The interior is richly decorated with paintings, stained glass, statuary and polychrome. The north wall of the nave is noteworthy as America's answer to Poets' Corner in Westminster Abbey. It displays memorial plaques and windows honoring famed people of theater (such as Rex Harrison, Will Rogers and P.G. Wodehouse) who worshipped here. After showing severe decay in 1999, the wall was reconstructed in 2001-02. It also houses the 14th century St. Faith window, believed to be the oldest stained glass in an American church.
Dr. Houghton founded the parish in 1848, and embraced people of all classes and races. Oral histories indicate that he harbored runaway slaves for the Underground Railroad. During the Civil War draft riot of 1863, he sheltered blacks and confronted a mob that sought to attack them.
Prominent parishioners included Mrs. Franklin Delano (nee Laura Astor), great aunt of President Franklin Delano Roosevelt. She funded construction of the lych-gate and donated a set of 18th century Italian paintings depicting the Stations of the Cross. The church was named a National Historic Landmark in 1973. The parish has an outstanding music program, and offers free weekday concerts. Its choir of men and boys is the oldest of this type in New York, founded in 1881, and the only one that is not affiliated with a school. The Transfiguration choirboys have appeared in concerts and in recordings with the New York Philharmonic, singing for illustrious conductors like Leonard Bernstein and Seiji Ozawa. They recently joined conductor Leon Botstein and the American Symphony Orchestra in opening the new music hall at Bard College.

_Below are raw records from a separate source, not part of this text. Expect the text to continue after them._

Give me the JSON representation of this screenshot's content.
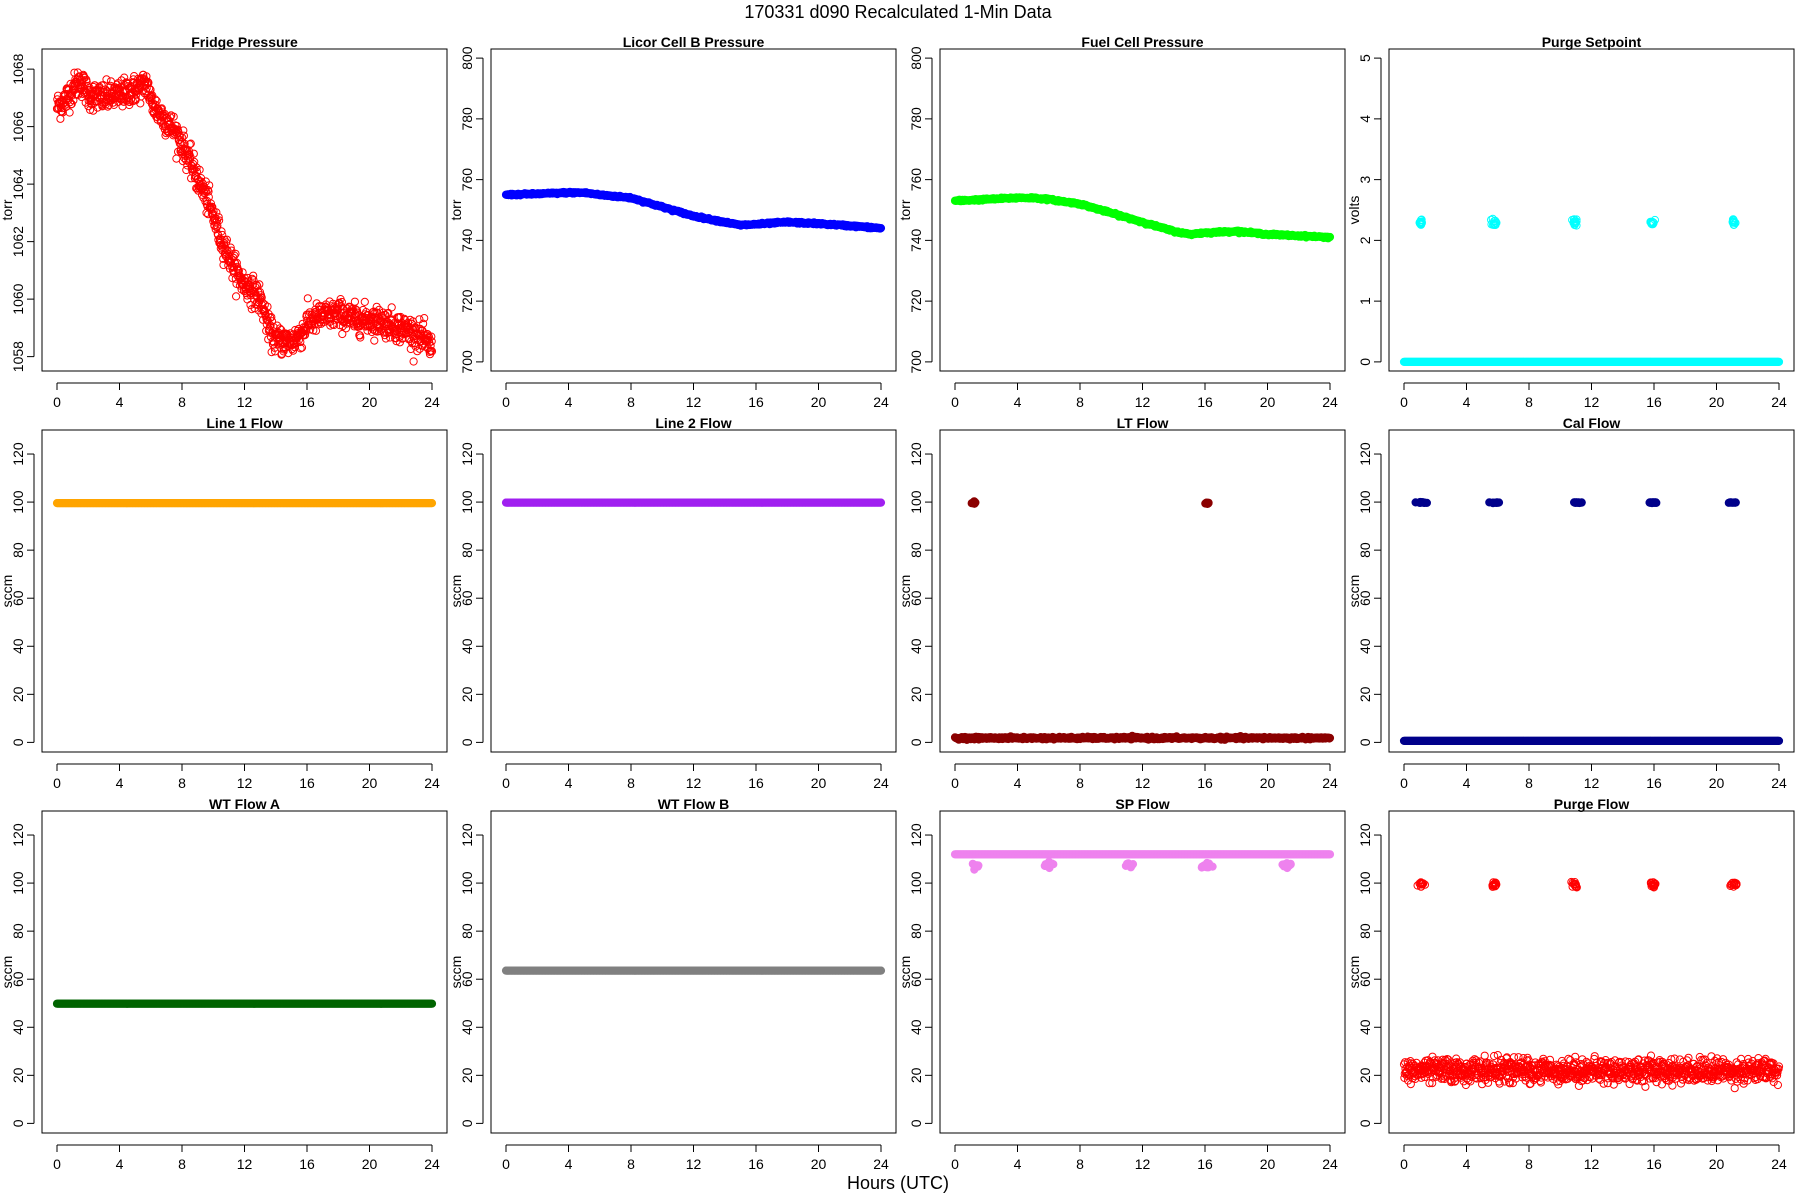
{
  "figure": {
    "title": "170331   d090   Recalculated 1-Min Data",
    "xlabel": "Hours (UTC)"
  },
  "chart_data": [
    {
      "type": "scatter",
      "title": "Fridge Pressure",
      "ylabel": "torr",
      "xlim": [
        0,
        24
      ],
      "ylim": [
        1057.5,
        1068.7
      ],
      "xticks": [
        "0",
        "4",
        "8",
        "12",
        "16",
        "20",
        "24"
      ],
      "yticks": [
        "1058",
        "1060",
        "1062",
        "1064",
        "1066",
        "1068"
      ],
      "series": [
        {
          "color": "#ff0000",
          "marker": "open-circle",
          "x": [
            0,
            0.5,
            1,
            1.5,
            2,
            3,
            4,
            5,
            5.8,
            6,
            6.5,
            7,
            7.5,
            8,
            8.5,
            9,
            9.5,
            10,
            10.5,
            11,
            11.5,
            12,
            12.5,
            13,
            13.3,
            13.6,
            14,
            15,
            15.8,
            16,
            16.5,
            17,
            18,
            19,
            20,
            21,
            22,
            23,
            24
          ],
          "y": [
            1066.7,
            1066.9,
            1067.3,
            1067.6,
            1067.1,
            1067.0,
            1067.1,
            1067.3,
            1067.5,
            1066.9,
            1066.5,
            1066.2,
            1065.9,
            1065.4,
            1064.8,
            1064.2,
            1063.6,
            1062.9,
            1062.1,
            1061.5,
            1060.9,
            1060.5,
            1060.3,
            1060.0,
            1059.5,
            1058.9,
            1058.6,
            1058.5,
            1058.9,
            1059.2,
            1059.3,
            1059.4,
            1059.5,
            1059.3,
            1059.3,
            1059.2,
            1059.0,
            1058.8,
            1058.3
          ],
          "spread": 0.5,
          "density": 1100
        }
      ]
    },
    {
      "type": "scatter",
      "title": "Licor Cell B Pressure",
      "ylabel": "torr",
      "xlim": [
        0,
        24
      ],
      "ylim": [
        697,
        803
      ],
      "xticks": [
        "0",
        "4",
        "8",
        "12",
        "16",
        "20",
        "24"
      ],
      "yticks": [
        "700",
        "720",
        "740",
        "760",
        "780",
        "800"
      ],
      "series": [
        {
          "color": "#0000ff",
          "marker": "filled-circle",
          "x": [
            0,
            2,
            4,
            5,
            6,
            8,
            10,
            12,
            14,
            15,
            16,
            18,
            20,
            22,
            24
          ],
          "y": [
            755,
            755.3,
            755.7,
            755.7,
            755,
            754,
            751,
            748,
            746,
            745,
            745.3,
            746,
            745.5,
            744.8,
            744
          ],
          "spread": 0.3,
          "density": 600
        }
      ]
    },
    {
      "type": "scatter",
      "title": "Fuel Cell Pressure",
      "ylabel": "torr",
      "xlim": [
        0,
        24
      ],
      "ylim": [
        697,
        803
      ],
      "xticks": [
        "0",
        "4",
        "8",
        "12",
        "16",
        "20",
        "24"
      ],
      "yticks": [
        "700",
        "720",
        "740",
        "760",
        "780",
        "800"
      ],
      "series": [
        {
          "color": "#00ff00",
          "marker": "filled-circle",
          "x": [
            0,
            2,
            4,
            5,
            6,
            8,
            10,
            12,
            14,
            15,
            16,
            18,
            20,
            22,
            24
          ],
          "y": [
            753,
            753.5,
            754,
            754,
            753.5,
            752,
            749,
            746,
            743,
            742,
            742.5,
            743,
            742,
            741.5,
            741
          ],
          "spread": 0.3,
          "density": 600
        }
      ]
    },
    {
      "type": "scatter",
      "title": "Purge Setpoint",
      "ylabel": "volts",
      "xlim": [
        0,
        24
      ],
      "ylim": [
        -0.15,
        5.15
      ],
      "xticks": [
        "0",
        "4",
        "8",
        "12",
        "16",
        "20",
        "24"
      ],
      "yticks": [
        "0",
        "1",
        "2",
        "3",
        "4",
        "5"
      ],
      "series": [
        {
          "color": "#00ffff",
          "marker": "filled-circle",
          "line_y": 0,
          "line_x": [
            0,
            24
          ],
          "density": 500
        },
        {
          "color": "#00ffff",
          "marker": "open-circle",
          "clusters": [
            {
              "x": 1.1,
              "y": 2.3
            },
            {
              "x": 5.8,
              "y": 2.3
            },
            {
              "x": 10.9,
              "y": 2.3
            },
            {
              "x": 15.9,
              "y": 2.3
            },
            {
              "x": 21.1,
              "y": 2.3
            }
          ],
          "cluster_spread": [
            0.15,
            0.06
          ]
        }
      ]
    },
    {
      "type": "scatter",
      "title": "Line 1 Flow",
      "ylabel": "sccm",
      "xlim": [
        0,
        24
      ],
      "ylim": [
        -4,
        130
      ],
      "xticks": [
        "0",
        "4",
        "8",
        "12",
        "16",
        "20",
        "24"
      ],
      "yticks": [
        "0",
        "20",
        "40",
        "60",
        "80",
        "100",
        "120"
      ],
      "series": [
        {
          "color": "#ffa500",
          "marker": "filled-circle",
          "line_y": 99.6,
          "line_x": [
            0,
            24
          ],
          "density": 500
        }
      ]
    },
    {
      "type": "scatter",
      "title": "Line 2 Flow",
      "ylabel": "sccm",
      "xlim": [
        0,
        24
      ],
      "ylim": [
        -4,
        130
      ],
      "xticks": [
        "0",
        "4",
        "8",
        "12",
        "16",
        "20",
        "24"
      ],
      "yticks": [
        "0",
        "20",
        "40",
        "60",
        "80",
        "100",
        "120"
      ],
      "series": [
        {
          "color": "#a020f0",
          "marker": "filled-circle",
          "line_y": 99.8,
          "line_x": [
            0,
            24
          ],
          "density": 500
        }
      ]
    },
    {
      "type": "scatter",
      "title": "LT Flow",
      "ylabel": "sccm",
      "xlim": [
        0,
        24
      ],
      "ylim": [
        -4,
        130
      ],
      "xticks": [
        "0",
        "4",
        "8",
        "12",
        "16",
        "20",
        "24"
      ],
      "yticks": [
        "0",
        "20",
        "40",
        "60",
        "80",
        "100",
        "120"
      ],
      "series": [
        {
          "color": "#8b0000",
          "marker": "filled-circle",
          "line_y": 1.8,
          "line_x": [
            0,
            24
          ],
          "spread": 0.5,
          "density": 600
        },
        {
          "color": "#8b0000",
          "marker": "filled-circle",
          "clusters": [
            {
              "x": 1.2,
              "y": 99.6
            },
            {
              "x": 16.1,
              "y": 99.6
            }
          ],
          "cluster_spread": [
            0.15,
            0.4
          ]
        }
      ]
    },
    {
      "type": "scatter",
      "title": "Cal Flow",
      "ylabel": "sccm",
      "xlim": [
        0,
        24
      ],
      "ylim": [
        -4,
        130
      ],
      "xticks": [
        "0",
        "4",
        "8",
        "12",
        "16",
        "20",
        "24"
      ],
      "yticks": [
        "0",
        "20",
        "40",
        "60",
        "80",
        "100",
        "120"
      ],
      "series": [
        {
          "color": "#00008b",
          "marker": "filled-circle",
          "line_y": 0.6,
          "line_x": [
            0,
            24
          ],
          "density": 500
        },
        {
          "color": "#00008b",
          "marker": "filled-circle",
          "clusters": [
            {
              "x": 1.1,
              "y": 99.8
            },
            {
              "x": 5.9,
              "y": 99.8
            },
            {
              "x": 11.0,
              "y": 99.8
            },
            {
              "x": 15.9,
              "y": 99.8
            },
            {
              "x": 21.0,
              "y": 99.8
            }
          ],
          "cluster_spread": [
            0.3,
            0.2
          ]
        }
      ]
    },
    {
      "type": "scatter",
      "title": "WT Flow A",
      "ylabel": "sccm",
      "xlim": [
        0,
        24
      ],
      "ylim": [
        -4,
        130
      ],
      "xticks": [
        "0",
        "4",
        "8",
        "12",
        "16",
        "20",
        "24"
      ],
      "yticks": [
        "0",
        "20",
        "40",
        "60",
        "80",
        "100",
        "120"
      ],
      "series": [
        {
          "color": "#006400",
          "marker": "filled-circle",
          "line_y": 49.8,
          "line_x": [
            0,
            24
          ],
          "density": 500
        }
      ]
    },
    {
      "type": "scatter",
      "title": "WT Flow B",
      "ylabel": "sccm",
      "xlim": [
        0,
        24
      ],
      "ylim": [
        -4,
        130
      ],
      "xticks": [
        "0",
        "4",
        "8",
        "12",
        "16",
        "20",
        "24"
      ],
      "yticks": [
        "0",
        "20",
        "40",
        "60",
        "80",
        "100",
        "120"
      ],
      "series": [
        {
          "color": "#808080",
          "marker": "filled-circle",
          "line_y": 63.6,
          "line_x": [
            0,
            24
          ],
          "density": 500
        }
      ]
    },
    {
      "type": "scatter",
      "title": "SP Flow",
      "ylabel": "sccm",
      "xlim": [
        0,
        24
      ],
      "ylim": [
        -4,
        130
      ],
      "xticks": [
        "0",
        "4",
        "8",
        "12",
        "16",
        "20",
        "24"
      ],
      "yticks": [
        "0",
        "20",
        "40",
        "60",
        "80",
        "100",
        "120"
      ],
      "series": [
        {
          "color": "#ee82ee",
          "marker": "filled-circle",
          "line_y": 112,
          "line_x": [
            0,
            24
          ],
          "density": 500
        },
        {
          "color": "#ee82ee",
          "marker": "filled-circle",
          "clusters": [
            {
              "x": 1.3,
              "y": 107
            },
            {
              "x": 6.0,
              "y": 107.5
            },
            {
              "x": 11.1,
              "y": 107.5
            },
            {
              "x": 16.1,
              "y": 107
            },
            {
              "x": 21.2,
              "y": 107.5
            }
          ],
          "cluster_spread": [
            0.3,
            1.0
          ]
        }
      ]
    },
    {
      "type": "scatter",
      "title": "Purge Flow",
      "ylabel": "sccm",
      "xlim": [
        0,
        24
      ],
      "ylim": [
        -4,
        130
      ],
      "xticks": [
        "0",
        "4",
        "8",
        "12",
        "16",
        "20",
        "24"
      ],
      "yticks": [
        "0",
        "20",
        "40",
        "60",
        "80",
        "100",
        "120"
      ],
      "series": [
        {
          "color": "#ff0000",
          "marker": "open-circle",
          "line_y": 22,
          "line_x": [
            0,
            24
          ],
          "spread": 5,
          "density": 1000
        },
        {
          "color": "#ff0000",
          "marker": "open-circle",
          "clusters": [
            {
              "x": 1.1,
              "y": 99.5
            },
            {
              "x": 5.8,
              "y": 99.5
            },
            {
              "x": 10.9,
              "y": 99.5
            },
            {
              "x": 15.9,
              "y": 99.5
            },
            {
              "x": 21.1,
              "y": 99.5
            }
          ],
          "cluster_spread": [
            0.2,
            1.2
          ]
        }
      ]
    }
  ]
}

The sheer beauty of the building and its garden are just as important as the history of the place. It is truly unique and incredibly charming, one of those hidden treasures of New York that first-time passers-by find utterly captivating and surprising. I certainly did. From the church complex, you can see the Empire State Building looming just five blocks away, creating a striking juxtaposition of the modern and the medieval. This is also one of a shrinking number of churches that actually are open daily (in this church's case, 8-6).
As a building over 150 years old, the church has mounting needs for repairs. The north wall of the nave was crumbling, and cost over $500,000 to restore. The charming lych-gate outside also is in precarious shape. The roof leaks. The list goes on and on. Meanwhile, the congregation is small (around 100 on a typical Sunday) and not wealthy. There is a real threat that the bills for necessary repairs can't be met.